To reduce cost a 3 aspect mast LED driver board was designed to use only the red and green outputs from the RR-CirKit LCC Signal node to generate the yellow output (When there is no red or green output a yellow output is generated). A CMOS 4 channel 3 aspect mast LED driver board is shown in Fig 5. A TTL version was also developed.
Fig 5. A 4 channel 3 aspect mast LED driver board (CMOS version)
A red or green aspect signal generated by the RR-CirKits LCC Signal node costs about $4 and a yellow aspect signal generated from the red and green signals cost about $0.50. To reduce cost a 2 aspect mast LED driver board was designed to use only the red output from the RR-CirKit LCC Signal node to generate the yellow output (When there is no red output a yellow output is generated). The CMOS 8 channel 2 aspect mast LED driver board is shown in Fig 6. A TTL version was also developed.

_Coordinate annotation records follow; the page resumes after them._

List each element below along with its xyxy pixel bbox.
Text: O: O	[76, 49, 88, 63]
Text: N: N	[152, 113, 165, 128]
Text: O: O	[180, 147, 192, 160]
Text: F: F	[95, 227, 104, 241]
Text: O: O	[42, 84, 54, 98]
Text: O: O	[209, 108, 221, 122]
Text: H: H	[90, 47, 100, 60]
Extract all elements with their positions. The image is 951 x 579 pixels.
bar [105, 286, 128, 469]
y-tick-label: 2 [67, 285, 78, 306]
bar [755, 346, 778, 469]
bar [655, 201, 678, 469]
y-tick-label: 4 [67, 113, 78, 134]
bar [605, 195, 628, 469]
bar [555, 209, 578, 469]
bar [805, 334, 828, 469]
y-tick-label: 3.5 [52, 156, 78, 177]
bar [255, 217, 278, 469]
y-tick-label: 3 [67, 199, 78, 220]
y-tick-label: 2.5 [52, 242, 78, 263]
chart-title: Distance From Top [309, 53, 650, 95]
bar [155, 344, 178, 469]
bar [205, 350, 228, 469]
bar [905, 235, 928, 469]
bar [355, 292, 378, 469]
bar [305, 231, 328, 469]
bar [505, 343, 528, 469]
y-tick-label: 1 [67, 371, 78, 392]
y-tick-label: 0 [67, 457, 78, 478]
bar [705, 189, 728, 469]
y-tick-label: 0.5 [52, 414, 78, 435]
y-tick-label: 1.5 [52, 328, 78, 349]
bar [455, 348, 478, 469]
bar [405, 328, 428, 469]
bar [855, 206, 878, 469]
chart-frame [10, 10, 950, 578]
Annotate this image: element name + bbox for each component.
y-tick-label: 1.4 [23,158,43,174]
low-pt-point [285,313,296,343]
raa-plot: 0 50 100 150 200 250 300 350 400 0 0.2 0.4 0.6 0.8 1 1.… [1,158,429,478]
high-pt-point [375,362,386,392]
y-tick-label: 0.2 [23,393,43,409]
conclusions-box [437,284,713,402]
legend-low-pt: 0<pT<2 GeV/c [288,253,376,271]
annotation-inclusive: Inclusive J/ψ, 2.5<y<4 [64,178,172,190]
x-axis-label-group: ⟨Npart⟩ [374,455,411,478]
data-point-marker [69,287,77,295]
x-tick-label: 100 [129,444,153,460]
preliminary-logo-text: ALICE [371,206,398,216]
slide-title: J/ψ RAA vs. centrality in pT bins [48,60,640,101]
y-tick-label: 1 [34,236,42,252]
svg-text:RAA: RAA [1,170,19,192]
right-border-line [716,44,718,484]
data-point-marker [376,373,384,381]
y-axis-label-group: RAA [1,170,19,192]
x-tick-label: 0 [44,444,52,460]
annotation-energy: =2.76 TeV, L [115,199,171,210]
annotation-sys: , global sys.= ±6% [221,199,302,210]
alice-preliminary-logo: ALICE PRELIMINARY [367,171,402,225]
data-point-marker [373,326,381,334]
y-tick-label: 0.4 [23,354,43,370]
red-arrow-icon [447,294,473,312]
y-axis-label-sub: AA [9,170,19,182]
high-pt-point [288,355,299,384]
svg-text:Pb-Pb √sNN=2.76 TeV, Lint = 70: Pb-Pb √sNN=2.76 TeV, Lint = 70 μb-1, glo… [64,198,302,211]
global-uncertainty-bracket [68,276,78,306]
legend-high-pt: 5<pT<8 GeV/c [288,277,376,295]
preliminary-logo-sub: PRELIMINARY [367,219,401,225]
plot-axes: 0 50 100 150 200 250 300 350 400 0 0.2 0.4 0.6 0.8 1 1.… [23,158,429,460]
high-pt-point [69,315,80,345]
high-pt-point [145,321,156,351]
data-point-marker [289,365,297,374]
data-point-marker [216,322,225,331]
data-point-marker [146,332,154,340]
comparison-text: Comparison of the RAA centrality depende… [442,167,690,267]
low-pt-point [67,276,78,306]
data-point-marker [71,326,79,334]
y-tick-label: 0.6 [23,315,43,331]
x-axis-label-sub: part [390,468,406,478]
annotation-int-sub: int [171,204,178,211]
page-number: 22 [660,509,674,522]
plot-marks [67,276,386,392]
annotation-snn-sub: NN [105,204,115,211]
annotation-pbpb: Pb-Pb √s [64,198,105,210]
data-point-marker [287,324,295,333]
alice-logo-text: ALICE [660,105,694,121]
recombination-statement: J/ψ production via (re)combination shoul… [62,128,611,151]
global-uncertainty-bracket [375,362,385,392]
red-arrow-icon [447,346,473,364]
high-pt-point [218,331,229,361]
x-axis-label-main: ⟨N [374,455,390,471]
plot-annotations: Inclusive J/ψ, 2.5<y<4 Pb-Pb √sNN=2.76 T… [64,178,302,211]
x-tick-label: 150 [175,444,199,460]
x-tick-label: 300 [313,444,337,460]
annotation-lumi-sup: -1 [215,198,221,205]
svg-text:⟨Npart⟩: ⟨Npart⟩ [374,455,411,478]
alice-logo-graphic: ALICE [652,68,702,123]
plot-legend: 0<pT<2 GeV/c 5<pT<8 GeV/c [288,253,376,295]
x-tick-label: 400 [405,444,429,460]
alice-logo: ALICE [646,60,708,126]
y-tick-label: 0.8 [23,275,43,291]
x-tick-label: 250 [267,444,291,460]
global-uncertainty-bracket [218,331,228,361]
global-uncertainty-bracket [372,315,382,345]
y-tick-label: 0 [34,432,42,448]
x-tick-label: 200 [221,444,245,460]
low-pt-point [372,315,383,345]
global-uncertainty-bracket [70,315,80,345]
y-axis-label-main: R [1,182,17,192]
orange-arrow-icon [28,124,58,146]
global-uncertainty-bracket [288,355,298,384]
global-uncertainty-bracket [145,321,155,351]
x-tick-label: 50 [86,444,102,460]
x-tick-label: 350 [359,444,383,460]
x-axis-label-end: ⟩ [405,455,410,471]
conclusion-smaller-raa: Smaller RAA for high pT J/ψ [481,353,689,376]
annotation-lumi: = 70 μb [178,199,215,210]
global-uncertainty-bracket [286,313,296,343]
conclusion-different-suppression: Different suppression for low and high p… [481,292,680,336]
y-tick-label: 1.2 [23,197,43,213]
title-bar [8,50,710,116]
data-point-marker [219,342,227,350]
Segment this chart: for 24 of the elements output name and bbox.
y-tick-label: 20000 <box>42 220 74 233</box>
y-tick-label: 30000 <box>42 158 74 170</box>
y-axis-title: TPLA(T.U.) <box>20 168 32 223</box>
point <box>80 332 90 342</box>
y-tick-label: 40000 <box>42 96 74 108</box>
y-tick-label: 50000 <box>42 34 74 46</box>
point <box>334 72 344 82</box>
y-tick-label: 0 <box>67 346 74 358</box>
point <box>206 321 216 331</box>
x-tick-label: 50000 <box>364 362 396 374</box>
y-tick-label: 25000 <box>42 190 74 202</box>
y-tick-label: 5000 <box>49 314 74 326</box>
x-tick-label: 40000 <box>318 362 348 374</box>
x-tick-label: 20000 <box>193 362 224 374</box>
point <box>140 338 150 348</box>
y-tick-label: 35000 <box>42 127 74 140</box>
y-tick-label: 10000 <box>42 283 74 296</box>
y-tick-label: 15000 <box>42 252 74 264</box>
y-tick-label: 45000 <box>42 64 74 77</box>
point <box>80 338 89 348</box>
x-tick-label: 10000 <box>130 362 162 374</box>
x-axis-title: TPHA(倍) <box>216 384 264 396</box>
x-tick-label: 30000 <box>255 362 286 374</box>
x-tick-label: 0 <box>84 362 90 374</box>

Fig 6. A CMOS 8 channel 2 aspect mast LED driver board
All the components used in the test track simulation before wiring are shown in Fig 7. The RR-CirKits LCC-USB Buffer is shown instead of the LCC-LocoNet Gateway and LocoNet USB Buffer. There are 3 sets of slide switches to emulate track section occupancy. There are 3 boards with LEDs simulating the 12 x 3 aspect masts, a board with LEDs simulating the 8 x 2 aspect masts and a board with LEDs simulating the position of the turnouts. A push button board is used to set the position of the turnouts.
Fig 7. The test track electronic components.
The wired test track simulator with no mainline obstructions is shown in Fig 8.
Fig 8. Wired test track simulator with no mainline obstructions.
Unfortunately, the red LEDs look yellow to my iPhone. Figures 9a, 9b, 9c and 9d show the labeled slide switches for block occupancy, LED boards for the 12 x 3 aspect masts, the LED board for the 8 x 2 aspect masts and LED board for the turnout position and the push button turnout control board, respectively.
Fig 9a. Block occupancy slide switches
Fig 9b. 12 x 3 aspect mast LEDs
Fig 9c. 8 x 2 aspect mast LEDs
Fig 9d. 4 push button turnout controllers.
Video 1 shows test track simulator (repeat of the photos)
Video 1. The test track simulator
Video 2 shows the test track simulator when different turnouts are thrown.
Video 2. Turnouts changing on the test track simulator.
Video 3 shows the test track simulator with various block occupancies and turnout positions.
Video 3. Test track simulating block occupancies.
The LCC test track simulator worked correctly for all the different configurations tested. LCC can be the lowest cost, most flexible and largest scalable block signal system available to model train layout hobbyists. Later this week, grandkids permitting, I will continue the post showing videos of Train Controller working with the LCC test track simulator and TMCC. When I return from the lake I will build Professor Chaos’s Legacy to DCS Bridge and use it with Train Controller, https://ogrforum.ogaugerr.com/...ote-proof-of-concept. This will allow the Train Controller to automate both TMCC and DCS engines. I will also post the incremental cost per mast calculation. My initial cost goal was $5 but the use of the RR-CirKits LCC Signal nodes raised the goal to $12 per mast. (I didn’t want to develop and test the complex signal logic. A my time versus cost decision.)